Independent -- is what is varied during the experiment; it is what the investigator thinks will affect the dependent variable.
In our coffee bean example, possible independent variables include: amount of fertilizer, type of fertilizer, temperature, amount of H2O, day length, all of these may affect the number of beans, weight of the plant, leaf area, etc.
Key : Since you need to know which factor is affecting the dependent variable(s), there may be only one independent variable. The investigator must choose the one that he/she thinks is most important. But the scientist can measure as many dependent variables as he/she thinks are important indicators of coffee bean growth.
Controlled -- the variables held constant. Since the investigator wants to study the effect of one particular independent variable, the possibility that other factors are affecting the outcome must be eliminated.
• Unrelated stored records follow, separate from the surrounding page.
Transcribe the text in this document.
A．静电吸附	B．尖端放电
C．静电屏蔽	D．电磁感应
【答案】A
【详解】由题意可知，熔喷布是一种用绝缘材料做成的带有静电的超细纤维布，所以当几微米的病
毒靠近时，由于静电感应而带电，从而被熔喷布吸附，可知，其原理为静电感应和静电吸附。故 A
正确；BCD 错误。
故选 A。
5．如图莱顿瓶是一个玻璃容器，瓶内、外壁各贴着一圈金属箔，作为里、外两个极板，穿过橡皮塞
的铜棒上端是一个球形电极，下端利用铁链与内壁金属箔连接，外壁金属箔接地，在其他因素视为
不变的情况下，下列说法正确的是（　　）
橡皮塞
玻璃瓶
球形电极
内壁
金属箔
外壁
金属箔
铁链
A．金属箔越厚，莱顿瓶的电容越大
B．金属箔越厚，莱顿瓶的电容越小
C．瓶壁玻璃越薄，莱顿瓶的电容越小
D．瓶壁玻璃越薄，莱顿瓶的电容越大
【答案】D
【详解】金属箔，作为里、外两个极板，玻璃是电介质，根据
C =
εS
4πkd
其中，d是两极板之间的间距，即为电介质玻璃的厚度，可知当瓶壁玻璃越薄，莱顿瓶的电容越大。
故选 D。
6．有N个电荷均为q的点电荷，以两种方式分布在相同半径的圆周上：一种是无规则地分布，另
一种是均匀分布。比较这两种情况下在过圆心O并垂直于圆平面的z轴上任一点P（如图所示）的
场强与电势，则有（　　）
For example, the above scientist must ascertain that no differences in the type of fertilizer used exists, or amount of H2O, variations of temperature, or day length exist.
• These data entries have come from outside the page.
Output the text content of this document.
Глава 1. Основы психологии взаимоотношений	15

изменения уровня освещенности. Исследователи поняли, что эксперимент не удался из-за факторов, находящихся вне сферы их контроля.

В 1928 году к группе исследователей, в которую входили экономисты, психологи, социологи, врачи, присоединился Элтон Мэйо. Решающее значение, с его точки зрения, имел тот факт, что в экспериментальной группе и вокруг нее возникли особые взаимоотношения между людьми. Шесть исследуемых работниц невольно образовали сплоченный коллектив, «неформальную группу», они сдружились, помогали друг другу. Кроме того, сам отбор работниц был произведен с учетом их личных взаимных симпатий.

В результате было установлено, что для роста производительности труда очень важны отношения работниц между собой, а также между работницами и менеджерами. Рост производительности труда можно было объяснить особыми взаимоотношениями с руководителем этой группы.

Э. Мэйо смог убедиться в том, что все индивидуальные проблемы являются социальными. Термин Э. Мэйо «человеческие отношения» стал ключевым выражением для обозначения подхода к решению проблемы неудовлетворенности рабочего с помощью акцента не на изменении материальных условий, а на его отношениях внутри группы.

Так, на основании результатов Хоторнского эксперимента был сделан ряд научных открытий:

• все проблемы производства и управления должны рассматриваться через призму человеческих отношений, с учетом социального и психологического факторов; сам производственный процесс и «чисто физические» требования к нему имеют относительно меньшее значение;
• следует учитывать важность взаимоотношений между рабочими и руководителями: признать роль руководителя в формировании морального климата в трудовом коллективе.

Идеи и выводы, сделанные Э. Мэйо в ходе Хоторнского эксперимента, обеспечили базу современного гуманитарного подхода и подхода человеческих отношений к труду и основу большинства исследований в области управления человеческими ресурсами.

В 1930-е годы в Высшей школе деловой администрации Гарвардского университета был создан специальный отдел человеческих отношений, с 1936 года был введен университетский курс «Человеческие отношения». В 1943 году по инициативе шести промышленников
5. Data Interpretation: What will be done with the data once it is collected? Data must be organized and summarized so that the scientist himself, and other researchers can determine if the hypothesis has been supported or negated. Results are usually shown in tables and graphs (figures). Statistic analyses are often made to compare experimented and controlled populations.
6. References: Any published works (journals, books, websites) that you cite in your protocol should be listed in the reference section so that anyone reading your protocol can look that work up if they desire.
Putting this all together, the scientist will be able to write a scientific paper once his/ her data is collected. For these laboratories it should be possible to write a good protocol in less than a page. A sample protocol format has been written for your reference. Remember do not write "fluff," i.e., extraneous information and/or overly descriptive text that is not relevant to the experiment. The reader of a protocol is interested in being informed concisely and accurately!!
4. Collect Data
Data Evaluations
A well-designed experiment will produce mounds of data. This data is like the forensic evidence at a murder trial, and your role is like both the prosecution and the defense. You must weigh the evidence. Evaluate the data to determine whether or not it supports your hypothesis. Sort through it all, and organize it into a meaningful presentation of tables and/or figures. Sometimes statistical tests or other calculations are required to evaluate the significance of the results.
5. Report Your Findings
Conclusions
If the data supports your hypothesis, you are on to something meaningful. If not, consider why, based on your knowledge of the system. Then it is back to the drawing board-time to make another hypothesis. Perhaps you cannot trust your results due to some questionable procedures, and you should repeat the experiment. Maybe you find you do not have enough information; collect more data from the same experiment, or design a new one to test the same hypothesis. Or maybe your results bring up many exciting new questions that require you to do scores of new experiments to answer them!!!
You should get the idea that whatever your conclusion is, it is never final. You should always end up with new questions, with some components yet unresolved. The more we know, the more we know how much more we do not know.